Depuis quelques temps, de nombreuses personnalités et acteurs du numérique font savoir qu’ils seraient en faveur d’un grand ministère du numérique (La Tribune – 5 mai 2022). Pour quelles raisons, voit-on le monde du numérique se mobiliser et tenter de faire entendre sa voix ? Voici, quelques pistes que je veux partager avec vous.
Le numérique pièce centrale de nos sociétés
Il suffit de prendre un peu de hauteur, pour constater les changements drastiques de nos modes de vie grâce, ou à cause du numérique. Si nous regardons les bouleversements observés depuis une vingtaine d’année, on peut considérer qu’il s’agit d’une véritable révolution qui touche l’ensemble de notre vie, pas un compartiment y échappe.
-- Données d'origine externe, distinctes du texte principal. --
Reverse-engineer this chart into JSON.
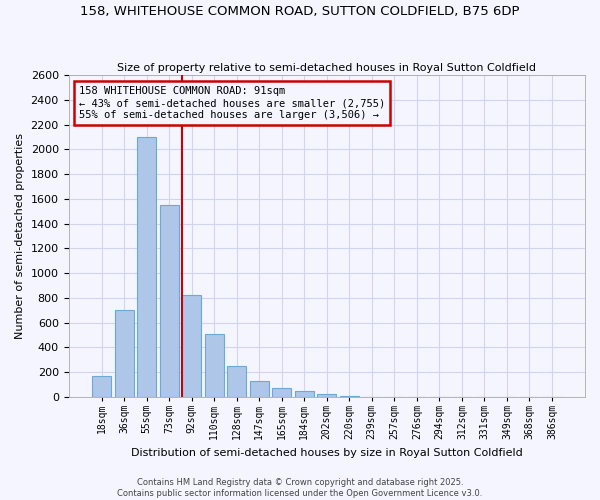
{
  "title1": "158, WHITEHOUSE COMMON ROAD, SUTTON COLDFIELD, B75 6DP",
  "title2": "Size of property relative to semi-detached houses in Royal Sutton Coldfield",
  "xlabel": "Distribution of semi-detached houses by size in Royal Sutton Coldfield",
  "ylabel": "Number of semi-detached properties",
  "bin_labels": [
    "18sqm",
    "36sqm",
    "55sqm",
    "73sqm",
    "92sqm",
    "110sqm",
    "128sqm",
    "147sqm",
    "165sqm",
    "184sqm",
    "202sqm",
    "220sqm",
    "239sqm",
    "257sqm",
    "276sqm",
    "294sqm",
    "312sqm",
    "331sqm",
    "349sqm",
    "368sqm",
    "386sqm"
  ],
  "bar_values": [
    170,
    700,
    2100,
    1550,
    820,
    510,
    250,
    130,
    75,
    45,
    20,
    5,
    0,
    0,
    0,
    0,
    0,
    0,
    0,
    0,
    0
  ],
  "bar_color": "#aec6e8",
  "bar_edge_color": "#6aaad4",
  "property_bin_index": 4,
  "vline_color": "#cc0000",
  "annotation_line1": "158 WHITEHOUSE COMMON ROAD: 91sqm",
  "annotation_line2": "← 43% of semi-detached houses are smaller (2,755)",
  "annotation_line3": "55% of semi-detached houses are larger (3,506) →",
  "annotation_box_edge_color": "#cc0000",
  "ylim": [
    0,
    2600
  ],
  "yticks": [
    0,
    200,
    400,
    600,
    800,
    1000,
    1200,
    1400,
    1600,
    1800,
    2000,
    2200,
    2400,
    2600
  ],
  "footer1": "Contains HM Land Registry data © Crown copyright and database right 2025.",
  "footer2": "Contains public sector information licensed under the Open Government Licence v3.0.",
  "background_color": "#f5f5ff",
  "grid_color": "#d0d4ee"
}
Notre vie professionnelle, qui a été tout d’abord bouleversée par l’arrivée du courriel (je sais cela fait plus de 20 ans…) qui a remplacé rapidement les mémos internes, puis les courriers externes. Le fameux pack-office de Microsoft qui avec Powerpoint a révolutionné la façon de présenter les informations en réunion (adieu le transparent…). Puis est arrivée la dématérialisation de nombreux documents liés à l’activité de l’entreprise, accompagnée par la généralisation des vidéoconférences et ensuite l’arrivée du travail collaboratif via des plateformes adaptées. L’ensemble de ces changements a été au final, rapide, et même s’ils se sont concentrés initialement dans les grands groupes, ils diffusent dorénavant rapidement dans les structures et organisations de taille plus modeste, et la pandémie ayant donné un coup d’accélérateur phénoménal à ce processus.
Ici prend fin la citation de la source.